I suppose that I have poor blogger etiquette being that I am trying to blog Monday through Friday and have only accomplished that once. Hopefully you will forgive me for being inconsistent and continue to come back as I work on being consistent. I do need to work to bring this set to a conclusion on why I want to be a priest.
The best answer for why I want to be a priest is that over time I have discovered that deciding to cooperate with God is far better than trying to move through life on my own. I have not abdicated my freedom. In fact, it is just the opposite. In freedom I have discovered that when I cooperate with God’s grace, then I know the joy to the fullest.
It took a number of years to discover this. Thanks to my parents I knew that obedience was a good virtue to practice.
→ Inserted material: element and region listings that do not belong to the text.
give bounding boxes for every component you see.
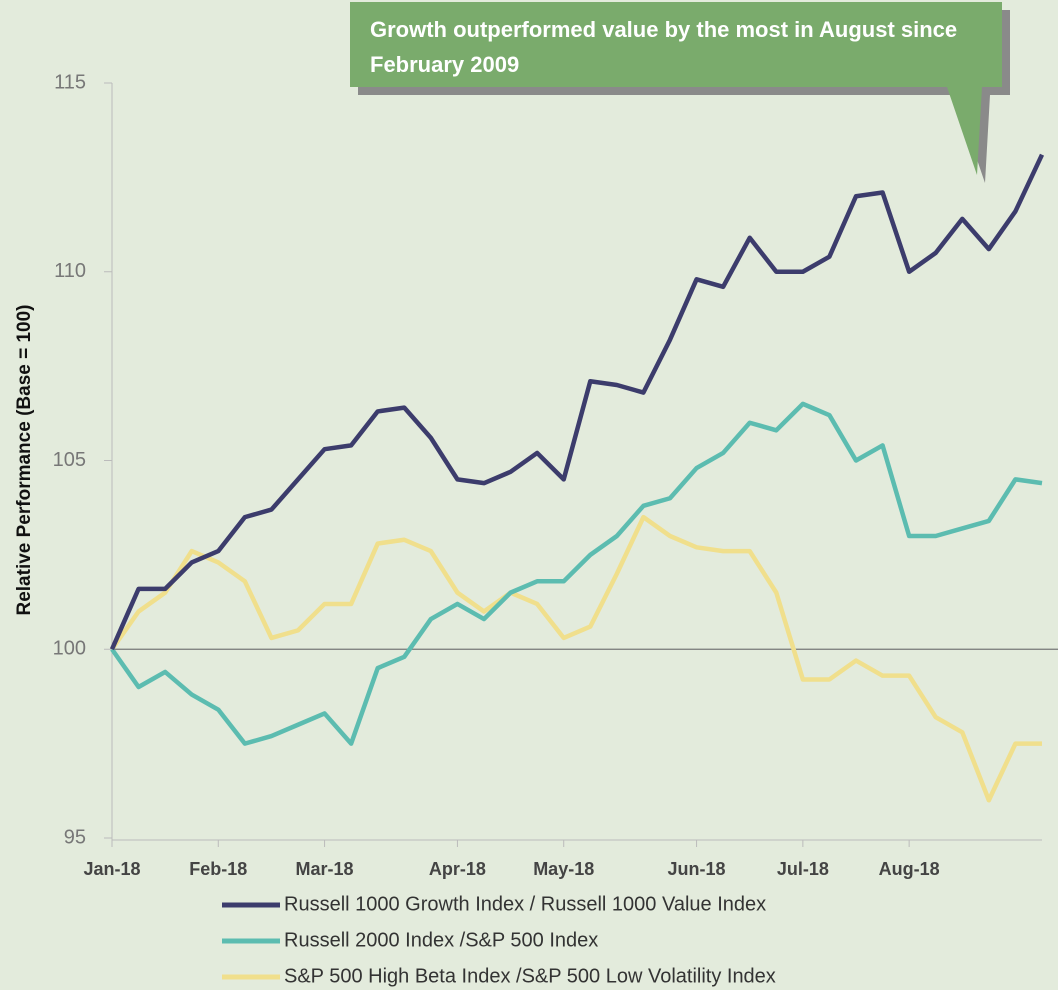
x-tick-label: May-18 xyxy=(533,859,594,879)
y-tick-label: 115 xyxy=(54,71,86,93)
annotation: Growth outperformed value by the most in… xyxy=(370,17,958,77)
x-tick-label: Apr-18 xyxy=(429,859,486,879)
legend-label: Russell 2000 Index /S&P 500 Index xyxy=(284,929,598,951)
legend-label: S&P 500 High Beta Index /S&P 500 Low Vol… xyxy=(284,965,776,987)
y-tick-label: 105 xyxy=(53,449,86,471)
series-line xyxy=(110,514,1042,803)
y-axis-label: Relative Performance (Base = 100) xyxy=(14,304,35,615)
series-line xyxy=(109,153,1045,651)
x-tick-label: Jun-18 xyxy=(668,859,726,879)
x-tick-label: Jan-18 xyxy=(83,859,140,879)
x-tick-label: Feb-18 xyxy=(189,859,247,879)
x-tick-label: Mar-18 xyxy=(296,859,354,879)
y-tick-label: 100 xyxy=(53,638,86,660)
x-tick-label: Aug-18 xyxy=(879,859,940,879)
legend-label: Russell 1000 Growth Index / Russell 1000… xyxy=(284,893,766,915)
series-line xyxy=(110,401,1043,746)
y-tick-label: 110 xyxy=(54,260,86,282)
callout xyxy=(350,2,1002,175)
x-tick-label: Jul-18 xyxy=(777,859,829,879)
y-tick-label: 95 xyxy=(64,826,86,848)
Thanks also to my parents I knew that I could trust in authority. I did not spend much of my youth in rebellion but I spent much of my youth knowing that my parents and grandparents loved me. I suppose this was why it was easy for me to enter the seminary and why I enjoyed many parts of the seminary.
I did spend much of college always looking around for what I thought would be fun or interesting to do. Much of the time this was my own perception and ideas. It was not until I considered Theology school that I began to answer the question about being a diocesan priest or a religious priest. The answer finally came to me mid way through my senior year in college. I knew that God wanted me to be with my diocesan brothers and not in some other community. So through pray and releasing my selfish tendencies I was finally able to hear and know what God wanted.
This led to what has been the happiest day of my life. It was the Ordination to the Diaconate. It was happy because I had finally arrived at what I had been working for so long. I was being ordained at the Josephinum with good friends and I had family and friends to witness the event. Ultimately I was happy because I had what I can only describe as a surplus of God’s grace. I am certain that I knew that God was happy and that made me happy. To this day I still have some of that joy with me.
There have been tough days as a priest. There have been some days that I would not want to repeat. But there has not been a day where I regretted cooperating with God. I truly understand the passage 15:11 from the Gospel of John.